Wednesday, November 14, 2012

National Women’s Trade Union League of America

Established this day in 1903: the National Women’s Trade Union League of America.

The Women’s Trade Union League (WTUL) was a partnership between working women and middle-class women reformers. When the WUTL formed in 1903,  the U.S. work force included well over 6 million women. Labor leaders Mary Kenney O’Sullivan and Leonora O’Reilly joined forces with settlement workers Lillian Wald and Jane Addams to form a labor organization to educate women workers and improve their working conditions. (The male-dominated American Federation of Labor did not welcome women and did little to support women’s labor actions.)
Among the WTUL’s goals were the eight-hour work day, a minimum wage, and an end to child labor.
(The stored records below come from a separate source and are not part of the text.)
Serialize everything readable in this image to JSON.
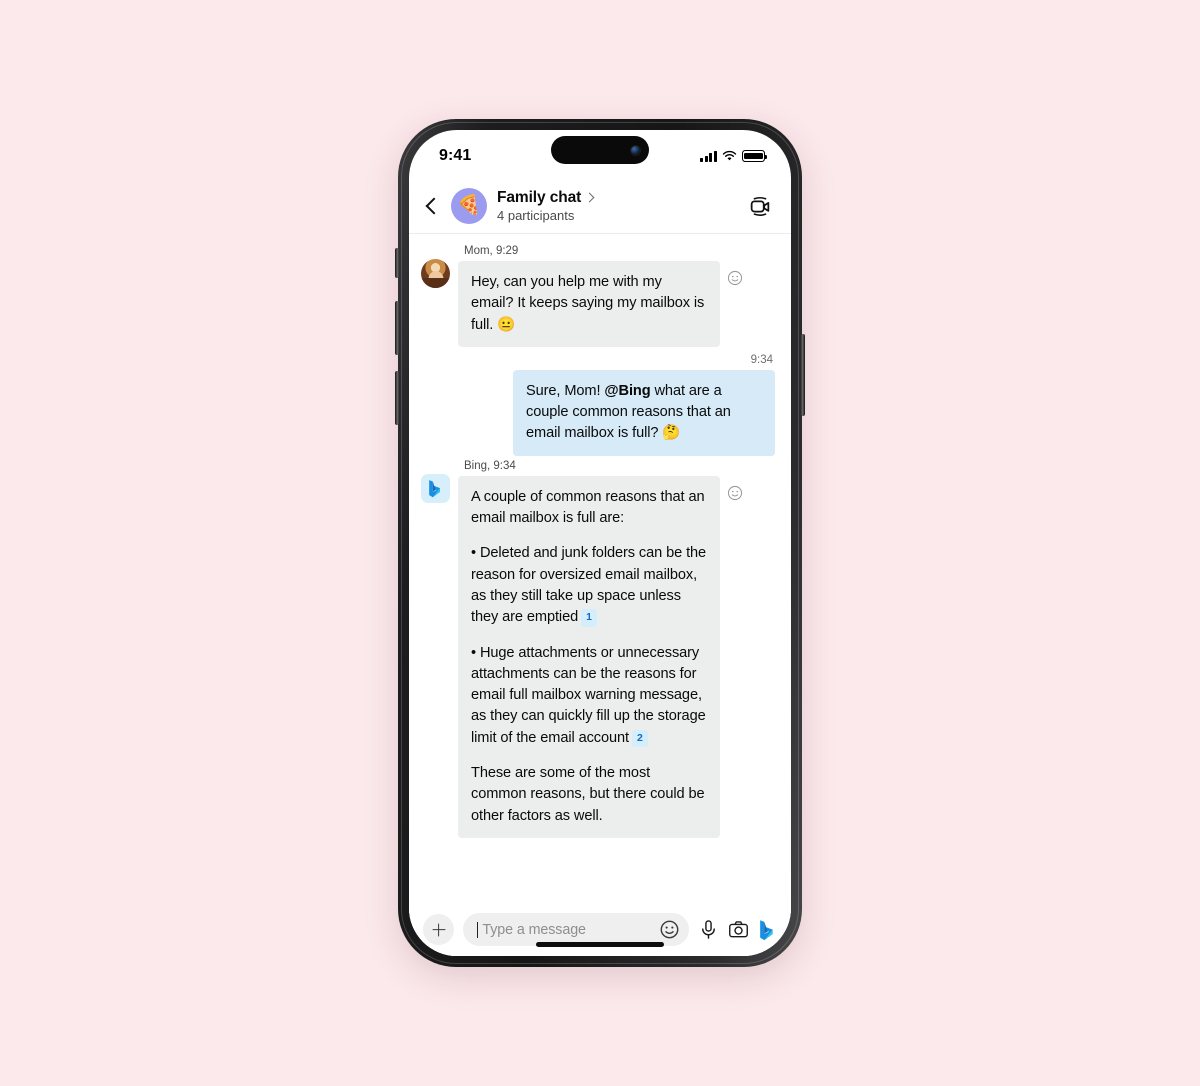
{
  "statusbar": {
    "time": "9:41",
    "signal_icon": "cellular-bars-icon",
    "wifi_icon": "wifi-icon",
    "battery_icon": "battery-full-icon"
  },
  "header": {
    "back_icon": "back-chevron-icon",
    "avatar_emoji": "🍕",
    "title": "Family chat",
    "disclosure_icon": "chevron-right-icon",
    "subtitle": "4 participants",
    "video_call_icon": "video-camera-icon"
  },
  "messages": [
    {
      "id": "mom-msg",
      "direction": "incoming",
      "sender": "Mom, 9:29",
      "avatar": "mom-photo-avatar",
      "text": "Hey, can you help me with my email? It keeps saying my mailbox is full. 😐",
      "reaction_icon": "add-reaction-smiley-icon"
    },
    {
      "id": "user-msg",
      "direction": "outgoing",
      "timestamp": "9:34",
      "text_before_mention": "Sure, Mom! ",
      "mention": "@Bing",
      "text_after_mention": " what are a couple common reasons that an email mailbox is full? 🤔"
    },
    {
      "id": "bing-msg",
      "direction": "incoming",
      "sender": "Bing, 9:34",
      "avatar": "bing-logo-avatar",
      "reaction_icon": "add-reaction-smiley-icon",
      "paragraphs": [
        "A couple of common reasons that an email mailbox is full are:",
        "• Deleted and junk folders can be the reason for oversized email mailbox, as they still take up space unless they are emptied",
        "• Huge attachments or unnecessary attachments can be the reasons for email full mailbox warning message, as they can quickly fill up the storage limit of the email account",
        "These are some of the most common reasons, but there could be other factors as well."
      ],
      "citations": [
        "1",
        "2"
      ]
    }
  ],
  "composer": {
    "add_icon": "plus-icon",
    "placeholder": "Type a message",
    "emoji_icon": "emoji-smiley-icon",
    "mic_icon": "microphone-icon",
    "camera_icon": "camera-icon",
    "bing_icon": "bing-logo-icon"
  },
  "colors": {
    "page_background": "#fce9ec",
    "incoming_bubble": "#eceded",
    "outgoing_bubble": "#d6eaf7",
    "citation_badge_bg": "#d5eefb",
    "citation_badge_text": "#1868c4",
    "avatar_ring": "#9b9bf0"
  }
}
The WTUL supported various working women’s strikes, such as the garment industry strikes of 1909-1911 and the 1912 Bread and Roses textile workers strike. After the 1911 Triangle Shirtwaist Factory Fire the WTUL investigated the factory conditions that led to the fire. The investigation played a role in the development of protective regulations. The WTUL also organized working women to support the suffrage movement.
The organization never recovered from the financial strains of the Great Depression, and it was dissolved in 1950.


In Other News

On this day in 1946: A Nobel Peace Prize was awarded to Emily Greene Balch (1867–1961), co-founder of the Women's International League for Peace and Freedom.

On this day in 1889: Famed journalist Nellie Bly (Elizabeth Cochrane) set out on a journey that would take her around the world in fewer than 80 days (72 days 6 hours 11 minutes 42 seconds, to be exact).